Never Let Me Go meets The Giver in this haunting debut about a cult on an isolated island, where nothing is as it seems. Years ago, just before the country was incinerated to wasteland, ten men and their families colonized an island off the coast. They built a radical society of ancestor worship, controlled breeding, and the strict rationing of knowledge and history. Only the Wanderers -- chosen male descendants of the original ten -- are allowed to cross to the wastelands, where they scavenge for detritus among the still-smoldering fires. The daughters of these men are wives-in-training. At the first sign of puberty, they face their Summer of Fruition, a ritualistic season that drags them from adolescence to matrimony. They have children, who have children, and when they are no longer useful, they take their final draught and die. But in the summer, the younger children reign supreme. With the adults indoors and the pubescent in Fruition, the children live wildly -- they fight over food and shelter, free of their fathers' hands and their mothers' despair.
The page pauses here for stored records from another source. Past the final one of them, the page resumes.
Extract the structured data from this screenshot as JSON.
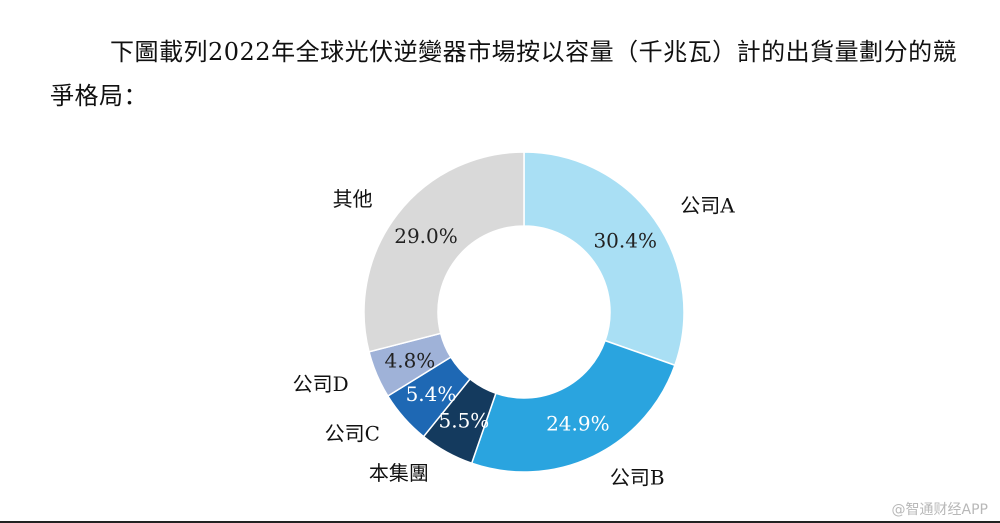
{
  "intro_text": "下圖載列2022年全球光伏逆變器市場按以容量（千兆瓦）計的出貨量劃分的競爭格局：",
  "watermark": "@智通财经APP",
  "chart_data": {
    "type": "pie",
    "style": "donut",
    "title": "",
    "unit": "%",
    "slices": [
      {
        "label": "公司A",
        "value": 30.4,
        "display": "30.4%",
        "color": "#a9dff4",
        "text_color": "#222222"
      },
      {
        "label": "公司B",
        "value": 24.9,
        "display": "24.9%",
        "color": "#2aa4df",
        "text_color": "#ffffff"
      },
      {
        "label": "本集團",
        "value": 5.5,
        "display": "5.5%",
        "color": "#143a5e",
        "text_color": "#ffffff"
      },
      {
        "label": "公司C",
        "value": 5.4,
        "display": "5.4%",
        "color": "#1e68b4",
        "text_color": "#ffffff"
      },
      {
        "label": "公司D",
        "value": 4.8,
        "display": "4.8%",
        "color": "#9fb2d8",
        "text_color": "#222222"
      },
      {
        "label": "其他",
        "value": 29.0,
        "display": "29.0%",
        "color": "#d9d9d9",
        "text_color": "#222222"
      }
    ]
  }
}
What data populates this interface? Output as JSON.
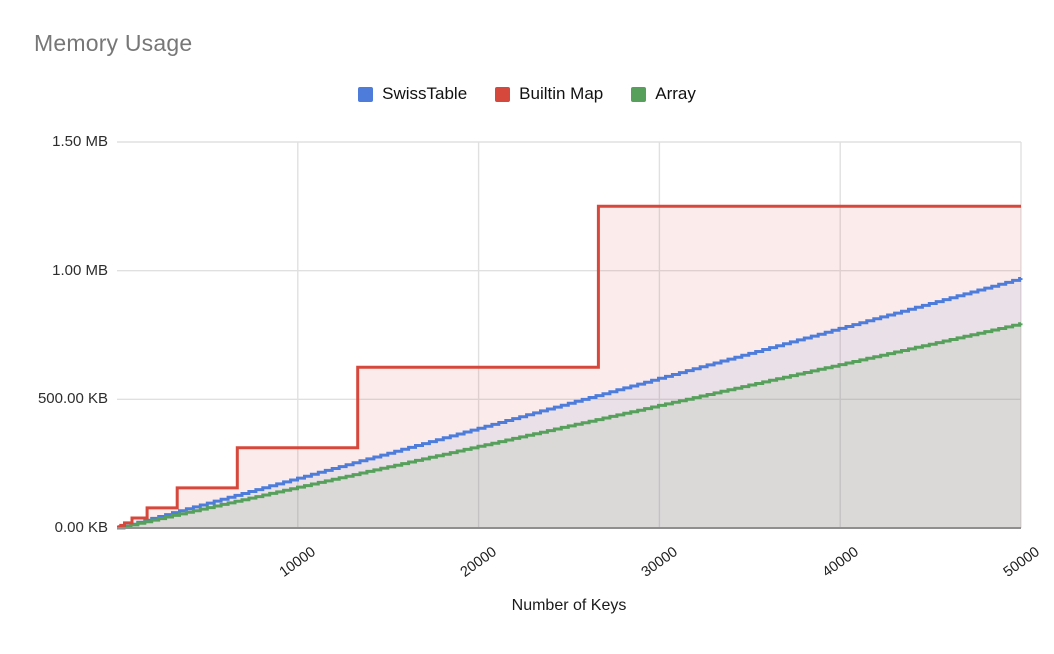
{
  "title": "Memory Usage",
  "chart_data": {
    "type": "line",
    "title": "Memory Usage",
    "xlabel": "Number of Keys",
    "ylabel": "",
    "legend_position": "top-center",
    "grid": true,
    "background": "#ffffff",
    "grid_color": "#e0e0e0",
    "baseline_color": "#8f8f8f",
    "title_color": "#777777",
    "text_color": "#1f1f1f",
    "fill_opacity": 0.1,
    "x_axis": {
      "min": 0,
      "max": 50000,
      "ticks": [
        {
          "v": 10000,
          "label": "10000"
        },
        {
          "v": 20000,
          "label": "20000"
        },
        {
          "v": 30000,
          "label": "30000"
        },
        {
          "v": 40000,
          "label": "40000"
        },
        {
          "v": 50000,
          "label": "50000"
        }
      ]
    },
    "y_axis": {
      "min_kb": 0,
      "max_kb": 1500,
      "ticks": [
        {
          "kb": 0,
          "label": "0.00 KB"
        },
        {
          "kb": 500,
          "label": "500.00 KB"
        },
        {
          "kb": 1000,
          "label": "1.00 MB"
        },
        {
          "kb": 1500,
          "label": "1.50 MB"
        }
      ]
    },
    "series": [
      {
        "name": "SwissTable",
        "color": "#4d7cdb",
        "render": "staircase",
        "step_keys": 384,
        "points": [
          {
            "x": 0,
            "kb": 0
          },
          {
            "x": 50000,
            "kb": 971
          }
        ]
      },
      {
        "name": "Builtin Map",
        "color": "#d6483b",
        "render": "step",
        "points": [
          {
            "x": 0,
            "kb": 2
          },
          {
            "x": 104,
            "kb": 5
          },
          {
            "x": 208,
            "kb": 10
          },
          {
            "x": 416,
            "kb": 20
          },
          {
            "x": 832,
            "kb": 39
          },
          {
            "x": 1664,
            "kb": 78
          },
          {
            "x": 3328,
            "kb": 156
          },
          {
            "x": 6656,
            "kb": 312
          },
          {
            "x": 13312,
            "kb": 625
          },
          {
            "x": 26624,
            "kb": 1250
          },
          {
            "x": 50000,
            "kb": 1250
          }
        ]
      },
      {
        "name": "Array",
        "color": "#56a05c",
        "render": "staircase",
        "step_keys": 384,
        "points": [
          {
            "x": 0,
            "kb": 0
          },
          {
            "x": 50000,
            "kb": 795
          }
        ]
      }
    ]
  }
}
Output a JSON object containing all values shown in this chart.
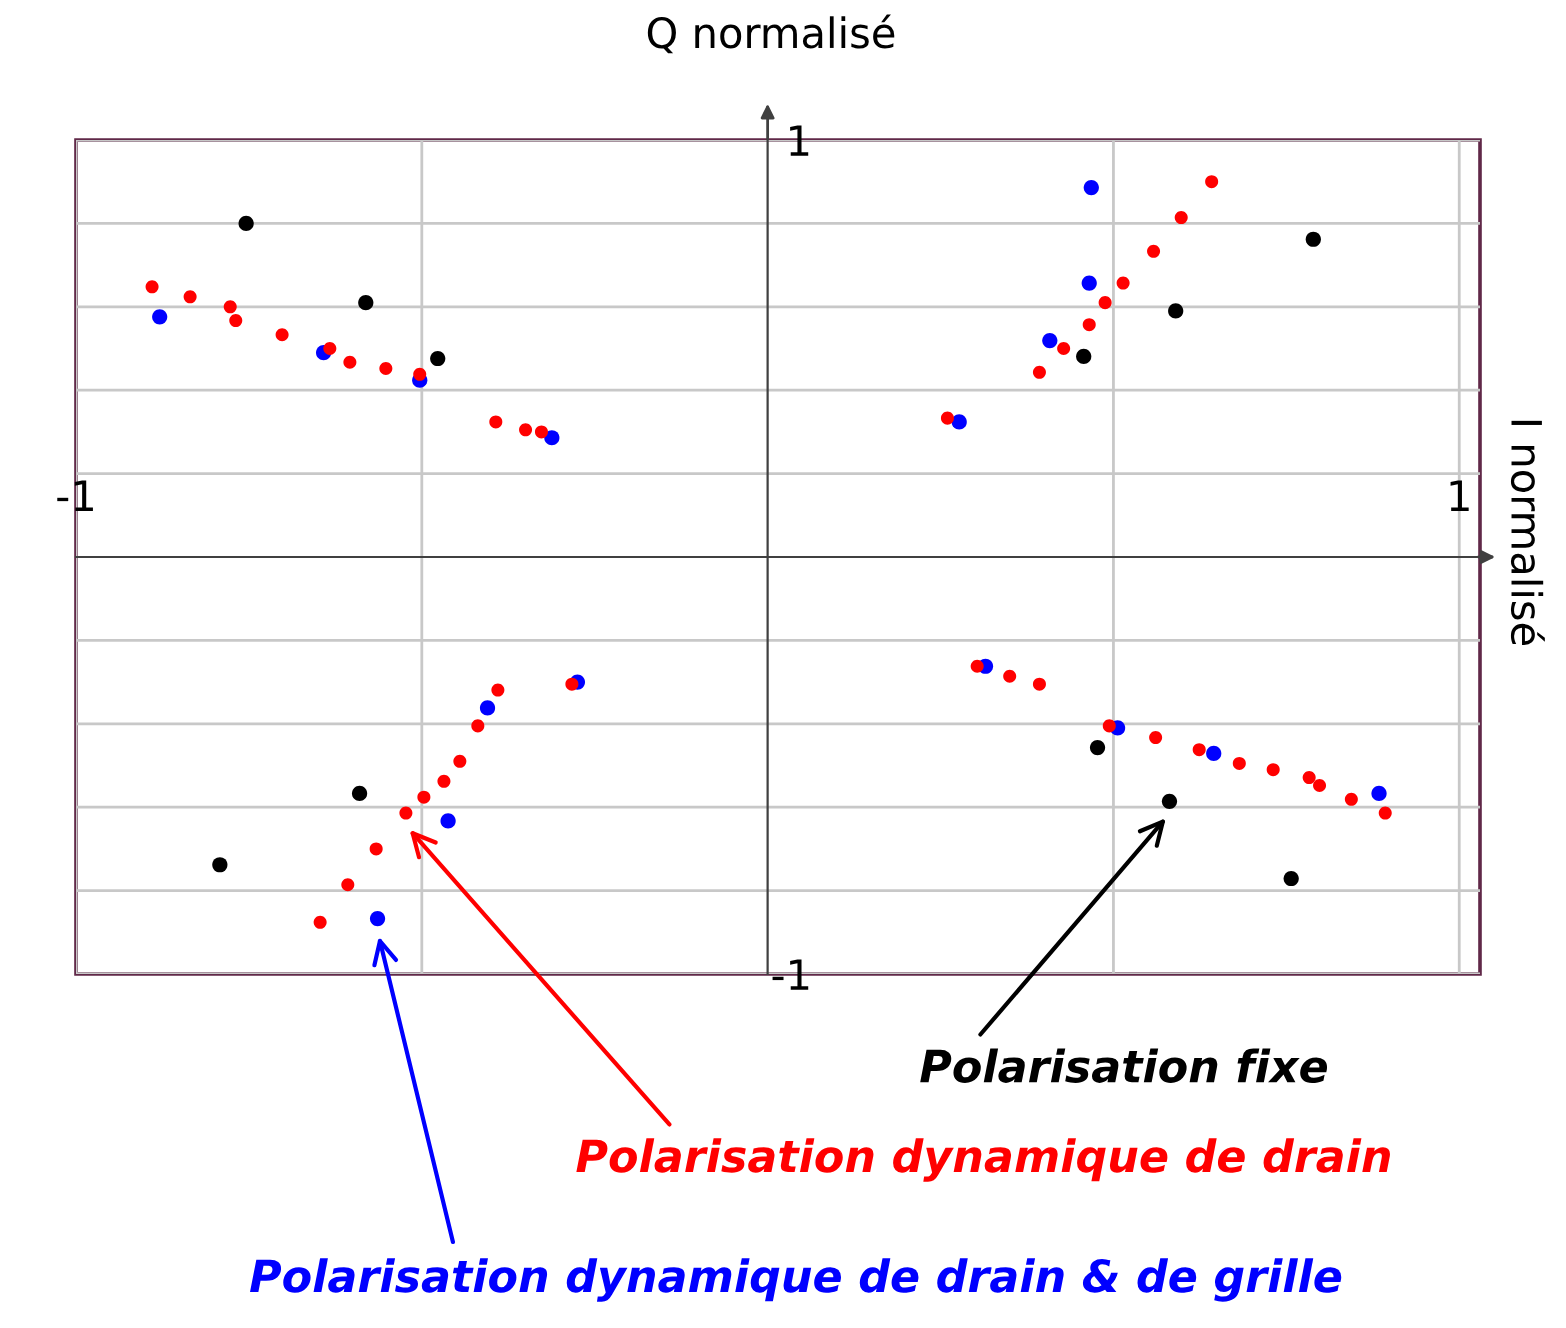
{
  "chart_data": {
    "type": "scatter",
    "annotations": [
      "I normalisé"
    ],
    "ylabel": "Q normalisé",
    "xlim": [
      -1,
      1.03
    ],
    "ylim": [
      -1,
      1
    ],
    "xticks": [
      -1,
      {
        "value": -0.5,
        "label": null
      },
      {
        "value": 0.5,
        "label": null
      },
      1
    ],
    "yticks": [
      -1,
      {
        "value": -0.8,
        "label": null
      },
      {
        "value": -0.6,
        "label": null
      },
      {
        "value": -0.4,
        "label": null
      },
      {
        "value": -0.2,
        "label": null
      },
      {
        "value": 0.2,
        "label": null
      },
      {
        "value": 0.4,
        "label": null
      },
      {
        "value": 0.6,
        "label": null
      },
      {
        "value": 0.8,
        "label": null
      },
      1
    ],
    "grid": true,
    "marker": "circle",
    "series": [
      {
        "name": "Polarisation fixe",
        "color": "#000000",
        "x": [
          -0.754,
          -0.581,
          -0.477,
          -0.792,
          -0.59,
          0.789,
          0.59,
          0.457,
          0.477,
          0.581,
          0.757
        ],
        "values": [
          0.8,
          0.61,
          0.476,
          -0.738,
          -0.567,
          0.762,
          0.59,
          0.481,
          -0.457,
          -0.586,
          -0.771
        ]
      },
      {
        "name": "Polarisation dynamique de drain",
        "color": "#ff0000",
        "x": [
          -0.89,
          -0.835,
          -0.777,
          -0.769,
          -0.702,
          -0.633,
          -0.604,
          -0.552,
          -0.503,
          -0.393,
          -0.35,
          -0.327,
          0.393,
          0.428,
          0.465,
          0.488,
          0.514,
          0.558,
          0.598,
          0.642,
          0.26,
          0.303,
          0.35,
          0.393,
          0.494,
          0.561,
          0.624,
          0.682,
          0.731,
          0.783,
          0.798,
          0.844,
          0.893,
          -0.647,
          -0.607,
          -0.566,
          -0.523,
          -0.497,
          -0.468,
          -0.445,
          -0.419,
          -0.39,
          -0.283
        ],
        "values": [
          0.648,
          0.624,
          0.6,
          0.567,
          0.533,
          0.5,
          0.467,
          0.452,
          0.438,
          0.324,
          0.305,
          0.3,
          0.443,
          0.5,
          0.557,
          0.61,
          0.657,
          0.733,
          0.814,
          0.9,
          0.333,
          -0.262,
          -0.286,
          -0.305,
          -0.405,
          -0.433,
          -0.462,
          -0.495,
          -0.51,
          -0.529,
          -0.548,
          -0.581,
          -0.614,
          -0.876,
          -0.786,
          -0.7,
          -0.614,
          -0.576,
          -0.538,
          -0.49,
          -0.405,
          -0.319,
          -0.305
        ]
      },
      {
        "name": "Polarisation dynamique de drain & de grille",
        "color": "#0000ff",
        "x": [
          -0.879,
          -0.642,
          -0.503,
          -0.312,
          -0.275,
          -0.405,
          -0.462,
          -0.564,
          0.468,
          0.465,
          0.408,
          0.277,
          0.315,
          0.506,
          0.645,
          0.884
        ],
        "values": [
          0.576,
          0.49,
          0.424,
          0.286,
          -0.3,
          -0.362,
          -0.633,
          -0.867,
          0.886,
          0.657,
          0.519,
          0.324,
          -0.262,
          -0.41,
          -0.471,
          -0.567
        ]
      }
    ]
  }
}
And it is at the end of one summer that little Caitlin Jacob sees something so horrifying, so contradictory to the laws of the island, that she must share it with the others. Born leader Janey Solomon steps up to seek the truth. At seventeen years old, Janey is so unwilling to become a woman, she is slowly starving herself to death. Trying urgently now to unravel the mysteries of the island and what lies beyond, before her own demise, she attempts to lead an uprising of the girls that may be their undoing. Gather the Daughters is a smoldering debut; dark and energetic, compulsively readable, Melamed's novel announces her as an unforgettable new voice in fiction.